In the project, we ask them to share a big idea for driving users to our site, ask how they would measure success, and typically ask them to contribute an idea to another piece of our business, experience curation (ideating a reward for our experience catalog), to make sure they’re excited about our mission and core product.
— Morgan Chaney, Blueboard
3. Test Their Crisis Management Skills
Give them a scenario and see how they structure a response. True marketing talent is not in knowing all the bells and whistles of the trade, but instead in being able to understand a company so well that you can frame a plan that fits the company perfectly. My biggest achievements were not due to a fancy education, but to knowing my products and my audience well enough that I was able to invent solutions that perfectly coincided with our company’s overall mission and goals. A good candidate should be able not only to impress you with their knowledge of marketing, but also to tailor that knowledge to the needs of the company so that they can find the best solution for all of the company’s needs.
— Sarah Donawerth, Blogger and Marketing Professional
4. Know What Your Company Really Needs
Are you a startup who needs someone with broad knowledge and hands-on experience? Then interview candidates who have a track record of working in small, agile environments and can prove tangible results. Don’t get blinded by big school or company names if the profile of the candidate does not match your needs. I have repeatedly hired candidates who did not look perfect on paper but had very broad sets of skills and experiences and had proven their drive to learn and own projects because these individuals showed the right mindset and motivation in addition to skill set.
— Christine Cummings, All Set
5. In Addition to Technical Skills, Assess Their Thought Process
There’s a lot of emphasis today on hiring marketing people who have strong technical skills and experience in marketing automation tools, search engine optimization, and Google Analytics. That’s important from an execution standpoint, but I also want to know a person’s thought process in how they build a campaign or a product launch.

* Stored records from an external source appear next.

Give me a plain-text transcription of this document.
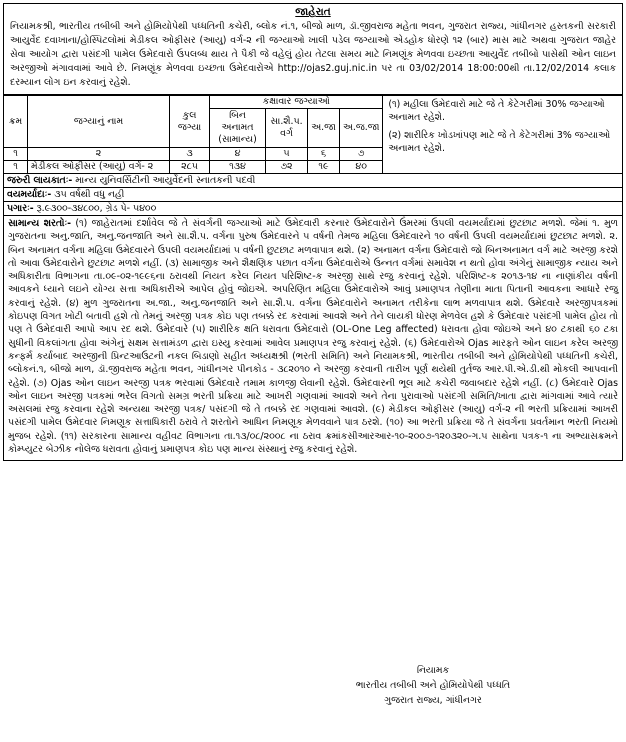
જાહેરાત
નિયામકશ્રી, ભારતીય તબીબી અને હોમિયોપેથી પધ્ધતિની કચેરી, બ્લોક નં.૧, બીજો માળ, ડૉ.જીવરાજ મહેતા ભવન, ગુજરાત રાજ્ય, ગાંધીનગર હસ્તકની સરકારી આયુર્વેદ દવાખાના/હોસ્પિટલોમાં મેડીકલ ઓફીસર (આયુ) વર્ગ-૨ ની જગ્યાઓ ખાલી પડેલ જગ્યાઓ એડહોક ધોરણે ૧૨ (બાર) માસ માટે અથવા ગુજરાત જાહેર સેવા આયોગ દ્વારા પસંદગી પામેલ ઉમેદવારો ઉપલબ્ધ થાય તે પૈકી જે વહેલું હોય તેટલા સમય માટે નિમણૂંક મેળવવા ઇચ્છતા આયુર્વેદ તબીબો પાસેથી ઓન લાઇન અરજીઓ મંગાવવામાં આવે છે. નિમણૂંક મેળવવા ઇચ્છતા ઉમેદવારોએ http://ojas2.guj.nic.in પર તા 03/02/2014 18:00:00થી તા.12/02/2014 કલાક દરમ્યાન લોગ ઇન કરવાનું રહેશે.
ક્રમ	જગ્યાનું નામ	કુલ જગ્યા	કક્ષાવાર જગ્યાઓ				(૧) મહીલા ઉમેદવારો માટે જે તે કેટેગરીમાં 30% જગ્યાઓ અનામત રહેશે.
(૨) શારીરિક ખોડખાંપણ માટે જે તે કેટેગરીમાં 3% જગ્યાઓ અનામત રહેશે.

			બિન અનામત (સામાન્ય)	સા.શૈ.પ. વર્ગ	અ.જા	અ.જ.જા	
૧	૨	૩	૪	૫	૬	૭	
૧	મેડીકલ ઓફીસર (આયુ) વર્ગ- ૨	૨૮૫	૧૩૪	૭૨	૧૯	૪૦	
જરુરી લાયકાતઃ- માન્ય યુનિવર્સિટીની આયુર્વેદની સ્નાતકની પદવી
વયમર્યાદાઃ- ૩૫ વર્ષથી વધુ નહી
પગારઃ- રૂ.૯૩૦૦-૩૪૮૦૦, ગ્રેડ પે- ૫૪૦૦
સામાન્ય શરતોઃ- (૧) જાહેરાતમાં દર્શાવેલ જે તે સંવર્ગની જગ્યાઓ માટે ઉમેદવારી કરનાર ઉમેદવારોને ઉંમરમાં ઉપલી વયમર્યાદામાં છુટછાટ મળશે. જેમાં ૧. મુળ ગુજરાતના અનુ.જાતિ, અનુ.જનજાતિ અને સા.શૈ.પ. વર્ગના પુરુષ ઉમેદવારને ૫ વર્ષની તેમજ મહિલા ઉમેદવારને ૧૦ વર્ષની ઉપલી વયમર્યાદામાં છુટછાટ મળશે. ૨. બિન અનામત વર્ગના મહિલા ઉમેદવારને ઉપલી વયમર્યાદામાં ૫ વર્ષની છુટછાટ મળવાપાત્ર થશે. (૨) અનામત વર્ગના ઉમેદવારો જો બિનઅનામત વર્ગ માટે અરજી કરશે તો આવા ઉમેદવારોને છુટછાટ મળશે નહીં. (૩) સામાજીક અને શૈક્ષણિક પછાત વર્ગના ઉમેદવારોએ ઉન્નત વર્ગમાં સમાવેશ ન થતો હોવા અંગેનું સામાજીક ન્યાય અને અધિકારીતા વિભાગના તા.૦૯-૦૨-૧૯૯૬ના ઠરાવથી નિયત કરેલ નિયત પરિશિષ્ટ-ક અરજી સાથે રજુ કરવાનું રહેશે. પરિશિષ્ટ-ક ૨૦૧૩-૧૪ ના નાણાંકીય વર્ષની આવકને ધ્યાને લઇને યોગ્ય સત્તા અધિકારીએ આપેલ હોવું જોઇએ. અપરિણિત મહિલા ઉમેદવારોએ આવું પ્રમાણપત્ર તેણીના માતા પિતાની આવકના આધારે રજુ કરવાનું રહેશે. (૪) મુળ ગુજરાતના અ.જા., અનુ.જનજાતિ અને સા.શૈ.પ. વર્ગના ઉમેદવારોને અનામત તરીકેના લાભ મળવાપાત્ર થશે. ઉમેદવારે અરજીપત્રકમાં કોઇપણ વિગત ખોટી બતાવી હશે તો તેમનું અરજી પત્રક કોઇ પણ તબક્કે રદ કરવામાં આવશે અને તેને લાયકી ધોરણ મેળવેલ હશે કે ઉમેદવાર પસંદગી પામેલ હોય તો પણ તે ઉમેદવારી આપો આપ રદ થશે. ઉમેદવારે (૫) શારીરિક ક્ષતિ ધરાવતા ઉમેદવારો (OL-One Leg affected) ધરાવતા હોવા જોઇએ અને ૪૦ ટકાથી ૬૦ ટકા સુધીની વિકલાંગતા હોવા અંગેનું સક્ષમ સત્તામંડળ દ્વારા ઇસ્યુ કરવામાં આવેલ પ્રમાણપત્ર રજુ કરવાનું રહેશે. (૬) ઉમેદવારોએ Ojas મારફતે ઓન લાઇન કરેલ અરજી કન્ફર્મ કર્યાબાદ અરજીની પ્રિન્ટઆઉટની નકલ બિડાણો સહીત અધ્યક્ષશ્રી (ભરતી સમિતિ) અને નિયામકશ્રી, ભારતીય તબીબી અને હોમિયોપેથી પધ્ધતિની કચેરી, બ્લોકનં.૧, બીજો માળ, ડૉ.જીવરાજ મહેતા ભવન, ગાંધીનગર પીનકોડ - ૩૮૨૦૧૦ ને અરજી કરવાની તારીખ પૂર્ણ થયેથી તુર્તજ આર.પી.એ.ડી.થી મોકલી આપવાની રહેશે. (૭) Ojas ઓન લાઇન અરજી પત્રક ભરવામાં ઉમેદવારે તમામ કાળજી લેવાની રહેશે. ઉમેદવારની ભૂલ માટે કચેરી જવાબદાર રહેશે નહીં. (૮) ઉમેદવારે Ojas ઓન લાઇન અરજી પત્રકમાં ભરેલ વિગતો સમગ્ર ભરતી પ્રક્રિયા માટે આખરી ગણવામાં આવશે અને તેના પુરાવાઓ પસંદગી સમિતિ/ખાતા દ્વારા માંગવામાં આવે ત્યારે અસલમાં રજુ કરવાના રહેશે અન્યથા અરજી પત્રક/ પસંદગી જે તે તબક્કે રદ ગણવામાં આવશે. (૯) મેડીકલ ઓફીસર (આયુ) વર્ગ-૨ ની ભરતી પ્રક્રિયામાં આખરી પસંદગી પામેલ ઉમેદવાર નિમણૂક સત્તાધિકારી ઠરાવે તે શરતોને આધિન નિમણૂક મેળવવાને પાત્ર ઠરશે. (૧૦) આ ભરતી પ્રક્રિયા જે તે સંવર્ગના પ્રવર્તમાન ભરતી નિયમો મુજબ રહેશે. (૧૧) સરકારના સામાન્ય વહીવટ વિભાગના તા.૧૩/૦૮/૨૦૦૮ ના ઠરાવ ક્રમાંકસીઆરઆર-૧૦-૨૦૦૭-૧૨૦૩૨૦-ગ.૫ સાથેના પત્રક-૧ ના અભ્યાસક્રમને કોમ્પ્યુટર બેઝીક નોલેજ ધરાવતા હોવાનું પ્રમાણપત્ર કોઇ પણ માન્ય સંસ્થાનું રજુ કરવાનું રહેશે.
નિયામક
ભારતીય તબીબી અને હોમિયોપેથી પધ્ધતિ
ગુજરાત રાજ્ય, ગાંધીનગર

I’ll have candidates take me through a project so I can understand how they get to know the audience they target, what channels they use, how they developed the messaging, and how they work with other parts of the organization to develop a program. I want to know how well a candidate can think in an analog world just as much as how well they can execute in a digital one.
— Ian Cluroe, Alexander Mann Solutions
6. Look for the Unteachable ‘Extra Edge’
Focus on covering the skills that are hard (if not impossible) to teach. Either they’ve got it, or they don’t. Top-tier marketers are going to be intelligent people anyway, so teaching new skills when it comes to advanced analytics or pitching for big business is reasonably simple. You want people who have that extra edge that can’t be taught, whether that be in writing hard-hitting messaging, generating ideas, empathy, leadership, or the ability to command a room. These are all skills that should differentiate candidates as that higher band of marketer, team member, and leader.
— Simon Ensor, Yellowball
7. Seek ‘Resilient Failures’
The best marketers are resilient failures. “What is the biggest bust in your career?” — “bust” being the operative word — is a must-ask. Since marketing is a game of risk and reward, the best marketers have failed, but they’ve failed forward.
If a candidates has failed forward,they will conclude their answer to your question with an overview of what they learned, and they will pivot instinctively to a positive future outcome directly driven by their experience.
If their failure is a sugar-coated platitude designed to ultimately be positive from the onset — such as, “I am just such a perfectionist! It sometimes gets in the way” — then they truly haven’t taken enough risks and will not be top tier.
All marketers should fail miserably — spectacularly, even — at least once in their career and rise from the ashes a stronger person.